O futuro do Google é também seu passado: colonialismo digital e capitalismo de vigilância

Em 3 de dezembro, os dois fundadores do Google, Sergey Brin e Larry Page, abandonaram a empresa que criaram em 1998. Desde 2015, eram presidente e CEO, respectivamente, da Alphabet, a matriz do Google. Embora permanecerão no conselho e manterão 51% das ações especiais com capacidade de veto, sua retirada tem um grande simbolismo. Soma-se a de Eric Schmidt, em 2017, que foi CEO do Google de 2001 a 2011 e depois ocupou cargos executivos na Alphabet.

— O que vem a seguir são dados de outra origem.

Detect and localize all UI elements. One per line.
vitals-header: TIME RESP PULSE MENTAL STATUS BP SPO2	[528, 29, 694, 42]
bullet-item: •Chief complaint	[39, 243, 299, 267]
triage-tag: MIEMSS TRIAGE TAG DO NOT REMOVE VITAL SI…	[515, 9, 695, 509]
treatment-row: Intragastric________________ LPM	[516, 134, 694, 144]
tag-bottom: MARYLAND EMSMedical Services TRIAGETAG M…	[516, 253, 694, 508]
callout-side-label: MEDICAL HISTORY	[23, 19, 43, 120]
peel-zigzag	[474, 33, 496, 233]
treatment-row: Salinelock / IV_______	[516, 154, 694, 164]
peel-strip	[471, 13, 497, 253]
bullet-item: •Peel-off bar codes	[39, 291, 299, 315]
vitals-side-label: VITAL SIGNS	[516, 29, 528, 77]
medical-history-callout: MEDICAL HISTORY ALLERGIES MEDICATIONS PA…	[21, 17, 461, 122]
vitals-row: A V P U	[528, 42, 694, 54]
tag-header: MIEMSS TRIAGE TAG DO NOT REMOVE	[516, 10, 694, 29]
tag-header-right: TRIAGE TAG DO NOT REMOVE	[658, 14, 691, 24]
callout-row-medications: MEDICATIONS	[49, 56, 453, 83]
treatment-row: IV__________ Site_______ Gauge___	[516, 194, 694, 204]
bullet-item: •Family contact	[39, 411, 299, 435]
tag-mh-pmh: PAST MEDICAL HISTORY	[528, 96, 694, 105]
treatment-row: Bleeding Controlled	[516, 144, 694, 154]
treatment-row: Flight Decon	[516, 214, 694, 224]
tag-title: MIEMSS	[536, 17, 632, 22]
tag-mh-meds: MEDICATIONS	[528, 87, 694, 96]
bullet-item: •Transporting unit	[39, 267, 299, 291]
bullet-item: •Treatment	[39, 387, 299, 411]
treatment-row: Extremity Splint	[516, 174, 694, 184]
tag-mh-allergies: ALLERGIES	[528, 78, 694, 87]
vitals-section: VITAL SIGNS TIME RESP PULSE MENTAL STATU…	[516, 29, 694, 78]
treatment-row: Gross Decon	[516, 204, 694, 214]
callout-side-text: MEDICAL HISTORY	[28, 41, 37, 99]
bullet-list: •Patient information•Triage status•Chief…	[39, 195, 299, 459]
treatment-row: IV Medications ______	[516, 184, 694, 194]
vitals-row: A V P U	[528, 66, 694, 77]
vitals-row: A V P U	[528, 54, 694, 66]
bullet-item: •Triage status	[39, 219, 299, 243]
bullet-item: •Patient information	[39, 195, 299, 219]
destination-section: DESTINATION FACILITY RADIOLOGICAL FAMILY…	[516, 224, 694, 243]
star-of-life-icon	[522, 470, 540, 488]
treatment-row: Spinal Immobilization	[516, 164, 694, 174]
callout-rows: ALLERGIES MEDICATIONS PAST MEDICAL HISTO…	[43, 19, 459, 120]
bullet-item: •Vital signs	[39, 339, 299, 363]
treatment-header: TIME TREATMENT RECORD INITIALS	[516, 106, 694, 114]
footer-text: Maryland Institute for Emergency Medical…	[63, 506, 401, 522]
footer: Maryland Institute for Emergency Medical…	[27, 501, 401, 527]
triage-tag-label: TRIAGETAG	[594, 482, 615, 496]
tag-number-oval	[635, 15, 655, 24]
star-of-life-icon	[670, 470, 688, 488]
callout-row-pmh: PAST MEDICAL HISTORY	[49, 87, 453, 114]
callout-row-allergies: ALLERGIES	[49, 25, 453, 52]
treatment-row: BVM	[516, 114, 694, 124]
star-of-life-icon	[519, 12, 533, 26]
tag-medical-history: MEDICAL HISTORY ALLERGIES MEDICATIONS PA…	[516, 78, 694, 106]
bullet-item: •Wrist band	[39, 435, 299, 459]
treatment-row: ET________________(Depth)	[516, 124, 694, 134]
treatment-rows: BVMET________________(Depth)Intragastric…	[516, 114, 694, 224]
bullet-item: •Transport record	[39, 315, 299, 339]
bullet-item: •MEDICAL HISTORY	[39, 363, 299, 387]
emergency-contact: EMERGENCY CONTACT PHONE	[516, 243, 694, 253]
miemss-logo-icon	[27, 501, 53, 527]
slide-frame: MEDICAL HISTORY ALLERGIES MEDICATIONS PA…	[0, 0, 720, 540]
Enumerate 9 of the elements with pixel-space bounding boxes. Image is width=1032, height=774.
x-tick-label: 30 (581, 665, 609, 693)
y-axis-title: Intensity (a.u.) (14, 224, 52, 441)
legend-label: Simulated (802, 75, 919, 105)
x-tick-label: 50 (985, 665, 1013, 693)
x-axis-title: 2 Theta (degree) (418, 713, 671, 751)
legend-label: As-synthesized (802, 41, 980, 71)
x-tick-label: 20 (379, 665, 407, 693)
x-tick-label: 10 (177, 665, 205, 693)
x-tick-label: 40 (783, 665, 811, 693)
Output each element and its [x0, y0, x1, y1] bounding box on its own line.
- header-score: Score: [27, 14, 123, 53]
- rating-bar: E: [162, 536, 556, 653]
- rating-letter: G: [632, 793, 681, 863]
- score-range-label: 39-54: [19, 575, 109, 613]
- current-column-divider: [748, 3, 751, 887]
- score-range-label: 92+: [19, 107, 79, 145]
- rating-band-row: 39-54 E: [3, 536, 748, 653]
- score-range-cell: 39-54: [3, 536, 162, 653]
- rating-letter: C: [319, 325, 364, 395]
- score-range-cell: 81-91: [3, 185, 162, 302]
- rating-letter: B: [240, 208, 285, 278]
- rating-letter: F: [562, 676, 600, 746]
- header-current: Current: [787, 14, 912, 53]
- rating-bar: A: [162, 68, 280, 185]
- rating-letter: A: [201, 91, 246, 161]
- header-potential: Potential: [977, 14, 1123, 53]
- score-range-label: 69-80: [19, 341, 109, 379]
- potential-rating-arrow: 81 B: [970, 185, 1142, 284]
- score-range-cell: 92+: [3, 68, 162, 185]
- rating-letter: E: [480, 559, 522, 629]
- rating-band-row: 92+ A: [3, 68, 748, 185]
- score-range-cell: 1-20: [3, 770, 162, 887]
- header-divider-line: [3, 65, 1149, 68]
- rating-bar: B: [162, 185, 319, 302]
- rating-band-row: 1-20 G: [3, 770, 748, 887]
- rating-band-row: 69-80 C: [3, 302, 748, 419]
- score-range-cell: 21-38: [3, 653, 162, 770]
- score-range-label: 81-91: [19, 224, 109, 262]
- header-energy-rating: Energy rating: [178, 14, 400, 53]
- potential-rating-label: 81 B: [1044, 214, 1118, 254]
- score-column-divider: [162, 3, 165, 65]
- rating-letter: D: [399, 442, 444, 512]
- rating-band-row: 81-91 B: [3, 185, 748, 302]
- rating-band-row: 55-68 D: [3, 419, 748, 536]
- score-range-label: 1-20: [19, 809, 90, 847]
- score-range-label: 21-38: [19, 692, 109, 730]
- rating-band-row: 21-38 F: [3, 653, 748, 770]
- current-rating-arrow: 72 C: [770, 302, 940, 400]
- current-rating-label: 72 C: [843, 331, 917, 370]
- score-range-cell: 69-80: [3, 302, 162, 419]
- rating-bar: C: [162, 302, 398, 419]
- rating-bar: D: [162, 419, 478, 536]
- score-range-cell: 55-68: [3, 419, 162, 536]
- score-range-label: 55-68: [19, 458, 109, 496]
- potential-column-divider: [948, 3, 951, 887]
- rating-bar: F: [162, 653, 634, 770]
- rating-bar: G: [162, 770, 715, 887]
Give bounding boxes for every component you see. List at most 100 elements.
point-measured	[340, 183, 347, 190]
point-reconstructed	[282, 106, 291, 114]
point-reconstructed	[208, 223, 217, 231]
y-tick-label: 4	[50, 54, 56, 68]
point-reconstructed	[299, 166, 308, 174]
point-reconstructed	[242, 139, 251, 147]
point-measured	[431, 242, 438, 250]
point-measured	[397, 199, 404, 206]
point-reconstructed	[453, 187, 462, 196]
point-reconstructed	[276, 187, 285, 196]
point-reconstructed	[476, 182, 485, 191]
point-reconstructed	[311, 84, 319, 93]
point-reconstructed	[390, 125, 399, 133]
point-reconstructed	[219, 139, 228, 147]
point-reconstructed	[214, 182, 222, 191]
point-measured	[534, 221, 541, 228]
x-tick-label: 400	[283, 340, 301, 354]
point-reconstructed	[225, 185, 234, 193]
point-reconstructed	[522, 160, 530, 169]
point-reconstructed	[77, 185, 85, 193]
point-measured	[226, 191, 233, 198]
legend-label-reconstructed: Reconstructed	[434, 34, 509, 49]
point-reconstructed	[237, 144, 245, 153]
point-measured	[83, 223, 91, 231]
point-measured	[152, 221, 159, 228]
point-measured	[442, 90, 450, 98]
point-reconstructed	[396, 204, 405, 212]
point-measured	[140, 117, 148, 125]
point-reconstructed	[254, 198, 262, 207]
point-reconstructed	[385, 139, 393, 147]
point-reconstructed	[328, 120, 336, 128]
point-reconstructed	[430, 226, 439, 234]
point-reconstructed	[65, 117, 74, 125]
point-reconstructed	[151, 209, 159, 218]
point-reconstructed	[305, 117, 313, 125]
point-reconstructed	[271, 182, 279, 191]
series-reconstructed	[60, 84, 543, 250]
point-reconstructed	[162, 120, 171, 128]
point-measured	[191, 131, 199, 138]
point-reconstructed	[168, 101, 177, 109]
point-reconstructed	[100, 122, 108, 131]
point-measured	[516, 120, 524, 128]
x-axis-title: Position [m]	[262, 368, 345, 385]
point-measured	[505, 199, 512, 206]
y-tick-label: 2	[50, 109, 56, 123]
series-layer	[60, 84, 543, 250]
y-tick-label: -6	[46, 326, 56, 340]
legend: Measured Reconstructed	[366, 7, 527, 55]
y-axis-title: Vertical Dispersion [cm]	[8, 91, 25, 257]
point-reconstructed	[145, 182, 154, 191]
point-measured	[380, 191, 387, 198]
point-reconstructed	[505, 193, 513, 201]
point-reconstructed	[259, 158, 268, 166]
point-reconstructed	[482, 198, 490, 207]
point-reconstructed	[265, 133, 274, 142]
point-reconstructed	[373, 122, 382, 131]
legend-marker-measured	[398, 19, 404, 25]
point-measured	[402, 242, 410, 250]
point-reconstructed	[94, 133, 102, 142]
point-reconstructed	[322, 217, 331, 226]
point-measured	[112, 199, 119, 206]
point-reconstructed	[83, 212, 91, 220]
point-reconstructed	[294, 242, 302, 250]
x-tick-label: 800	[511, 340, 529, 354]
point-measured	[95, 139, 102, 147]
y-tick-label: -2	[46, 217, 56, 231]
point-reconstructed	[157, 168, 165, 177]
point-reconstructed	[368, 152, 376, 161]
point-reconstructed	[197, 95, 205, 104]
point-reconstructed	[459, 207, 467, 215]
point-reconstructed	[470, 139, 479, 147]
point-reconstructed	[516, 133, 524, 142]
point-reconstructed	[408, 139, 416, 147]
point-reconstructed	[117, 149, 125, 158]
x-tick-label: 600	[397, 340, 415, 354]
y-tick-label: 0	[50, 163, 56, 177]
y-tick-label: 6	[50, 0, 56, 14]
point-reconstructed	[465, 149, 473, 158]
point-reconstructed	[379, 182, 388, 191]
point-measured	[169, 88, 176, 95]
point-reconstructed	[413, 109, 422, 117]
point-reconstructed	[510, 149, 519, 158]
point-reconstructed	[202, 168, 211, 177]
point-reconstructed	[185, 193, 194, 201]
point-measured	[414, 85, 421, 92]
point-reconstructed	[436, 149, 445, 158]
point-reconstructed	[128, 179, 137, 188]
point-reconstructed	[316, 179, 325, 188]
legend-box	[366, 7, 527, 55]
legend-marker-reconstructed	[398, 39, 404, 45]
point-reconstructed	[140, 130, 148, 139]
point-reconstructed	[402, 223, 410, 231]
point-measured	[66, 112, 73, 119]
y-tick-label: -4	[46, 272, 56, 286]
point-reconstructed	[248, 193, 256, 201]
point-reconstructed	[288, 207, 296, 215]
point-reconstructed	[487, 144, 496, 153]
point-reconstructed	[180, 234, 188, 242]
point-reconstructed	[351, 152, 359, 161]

por Ricardo Dudda, em Letras Libres. Tradução Cepat / IHU On-Line

Brin, Page e Schmidt transformaram um simples mecanismo de busca na internet em uma das maiores empresas de publicidade do planeta e um gigante do capitalismo de vigilância, avaliado em mais de 100 bilhões de dólares. Conseguiram estabelecer um modelo de negócios que não parecia claro inicialmente. O Google seria uma empresa de publicidade. Quase 90% da renda da Alphabet vem da publicidade. Apenas Google e Facebook detêm 60% da publicidade on-line global.

Page e Brin estavam há anos afastados do negócio principal do Google. Sob a estrutura da Alphabet, que foi criada em 2015 para diferenciar os projetos da empresa, os dois fundadores se concentraram nos moonshots e em projetos visionários (Google Glass, que foi um fracasso, carros sem motorista e globos de hélio que levam a internet a regiões onde não há). Era uma espécie de aposentadoria antecipada. Os fundadores se concentrariam em seus “brinquedos” e o Google, enquanto isso, se dedicaria a ganhar dinheiro de verdade com publicidade e o acúmulo massivo de dados de comportamento de usuários para vender a terceiros.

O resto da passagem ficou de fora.